A good example are smart phones. These are incredibly sophisticated bits of kit, and maybe we could have imagined a future where they cost the equivalent of thousands of dollars, and the rich use them to get ahead while everyone else is left behind.
Instead mass production as well as targeting different price points and markets means that billions can afford them, and they’re ubiquitous now even in relatively poor countries.

I just wanted to weight in, just as a factor, we humans are very good at not being bored. Almost as good as finding ways to make ourselves more bored.

Some people have mentioned arts as a domain likely to be taken over by robots, and they may very well be right, but all I’ve seen have been to the contrary. Automation is basically as fair a game as any. I’ve seen an optimistic trend of moving away from the concept of the “artist” and instead focus on art itself. Duchamp taught us that absolutely everyone can create art, on their own terms and all technological developments since have only emphasized his point.

Arts in a broader sense is, for now, made by humans, but also for humans. To replace that I believe you would need to be on the technological level of artificial humans, however they might manifest themselves, and that does not necessarily replace humans in and of itself.

I agree however I don’t think there will be a clear separation.

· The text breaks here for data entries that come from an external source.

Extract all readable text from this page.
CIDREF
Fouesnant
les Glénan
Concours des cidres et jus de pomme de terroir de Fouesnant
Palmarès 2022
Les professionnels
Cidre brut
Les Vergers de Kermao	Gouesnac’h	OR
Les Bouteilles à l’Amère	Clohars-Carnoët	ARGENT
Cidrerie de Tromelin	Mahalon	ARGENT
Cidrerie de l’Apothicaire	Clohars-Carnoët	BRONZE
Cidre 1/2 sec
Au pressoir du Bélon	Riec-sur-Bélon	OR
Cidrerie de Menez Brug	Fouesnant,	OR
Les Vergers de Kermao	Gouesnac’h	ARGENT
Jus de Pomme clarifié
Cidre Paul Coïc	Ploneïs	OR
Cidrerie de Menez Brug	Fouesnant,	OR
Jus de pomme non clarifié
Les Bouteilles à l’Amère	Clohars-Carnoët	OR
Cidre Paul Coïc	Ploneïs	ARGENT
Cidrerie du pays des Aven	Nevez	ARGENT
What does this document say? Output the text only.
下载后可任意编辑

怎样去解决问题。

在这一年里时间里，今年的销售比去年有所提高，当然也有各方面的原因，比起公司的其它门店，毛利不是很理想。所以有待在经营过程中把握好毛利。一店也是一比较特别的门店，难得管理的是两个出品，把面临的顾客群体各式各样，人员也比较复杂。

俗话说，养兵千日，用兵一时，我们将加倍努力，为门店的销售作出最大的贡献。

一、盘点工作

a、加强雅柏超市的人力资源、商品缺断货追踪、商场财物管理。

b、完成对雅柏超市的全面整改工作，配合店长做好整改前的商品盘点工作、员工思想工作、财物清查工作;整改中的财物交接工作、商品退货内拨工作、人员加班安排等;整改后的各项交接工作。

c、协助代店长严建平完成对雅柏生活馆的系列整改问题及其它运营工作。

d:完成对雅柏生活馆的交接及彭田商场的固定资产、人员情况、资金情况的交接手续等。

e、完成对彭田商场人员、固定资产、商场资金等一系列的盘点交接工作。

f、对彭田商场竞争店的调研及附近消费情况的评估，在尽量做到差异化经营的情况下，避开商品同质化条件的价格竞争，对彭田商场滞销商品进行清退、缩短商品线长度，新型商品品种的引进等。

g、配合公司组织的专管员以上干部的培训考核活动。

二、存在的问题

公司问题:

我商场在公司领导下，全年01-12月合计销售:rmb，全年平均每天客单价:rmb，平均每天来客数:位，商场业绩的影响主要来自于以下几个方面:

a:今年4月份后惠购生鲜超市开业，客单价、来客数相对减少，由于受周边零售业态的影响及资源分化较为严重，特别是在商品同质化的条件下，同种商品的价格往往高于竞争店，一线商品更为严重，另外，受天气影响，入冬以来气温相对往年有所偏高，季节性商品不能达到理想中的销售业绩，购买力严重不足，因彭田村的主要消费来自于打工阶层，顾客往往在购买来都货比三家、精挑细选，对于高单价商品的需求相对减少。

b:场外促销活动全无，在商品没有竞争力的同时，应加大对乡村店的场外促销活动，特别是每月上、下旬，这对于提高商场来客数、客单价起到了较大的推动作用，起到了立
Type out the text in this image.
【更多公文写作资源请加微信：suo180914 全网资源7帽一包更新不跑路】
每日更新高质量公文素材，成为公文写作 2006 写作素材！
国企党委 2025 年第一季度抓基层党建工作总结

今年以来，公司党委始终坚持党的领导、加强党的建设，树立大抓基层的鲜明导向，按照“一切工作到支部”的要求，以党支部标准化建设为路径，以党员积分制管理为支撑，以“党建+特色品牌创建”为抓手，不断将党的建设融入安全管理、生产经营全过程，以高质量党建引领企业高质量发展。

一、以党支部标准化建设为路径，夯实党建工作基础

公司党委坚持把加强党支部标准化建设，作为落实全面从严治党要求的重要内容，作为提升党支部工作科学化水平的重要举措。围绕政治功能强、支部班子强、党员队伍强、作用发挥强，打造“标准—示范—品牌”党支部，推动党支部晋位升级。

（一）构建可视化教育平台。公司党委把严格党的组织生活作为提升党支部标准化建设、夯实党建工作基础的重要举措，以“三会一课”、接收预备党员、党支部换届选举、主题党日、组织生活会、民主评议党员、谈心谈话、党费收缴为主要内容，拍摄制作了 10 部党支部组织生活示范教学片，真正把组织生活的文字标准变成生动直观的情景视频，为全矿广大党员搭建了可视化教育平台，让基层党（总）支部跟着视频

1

Artists make use of technology the same as everyone else. As software becomes more intelligent and able to generate richer content, it will become difficult to say art is mostly man-made and merely assisted by computers.

That is already happening, and I see no reason to fear arts being ‘taken over’ by anything at all. Art and technology goes hand in hand, always has, always will. Sometimes technologies gets fazed out, rediscovered and further developed again by artists, other artists focus on the cutting egde. Take for example Amsterdam RealTime, a GPS tracking system made to generate artworks by selected people moving around in Amsterdam; who is the artist? The person walking? The person who came up with the concept? The GPS-system itself? Does anyone really care? This is just one exmaple from 2002, by the way - there are many others. Here’s a link if anyone’s interested: Waag | Amsterdam RealTime

These questions aren’t so much difficult as they are irrelevant, and they have been irrelevant ever since Duchamp obliterated what it means to be an ‘artist’ and what constitutes an ‘artwork’. Certain people are still having this dreary discussion, but their opinions are becoming less and less relevant every day. Absolutely everyone can make art, and for every new technology connecting people together, empowering whoever to do whatever, the more apparent that becomes.

Art isn’t an object any more. Art is intention, and that’s why I’m arguing you’d need an artificial human or fully autonomous artificial mind, not just an AI, to create art. If you program an AI to create art for you, then that AI is part of the artwork itself. And yes, people have been doing that too!

To boil it down, there isn’t any separation, and there doesn’t need to be. To be honest, if we for some reason would create artificial minds for the purpose of art I wouldn’t be afraid of my ‘job’, I’d be really interested to see what the hell they could come up with!

Sorry for the derail! It’s just something that bugs me a bit!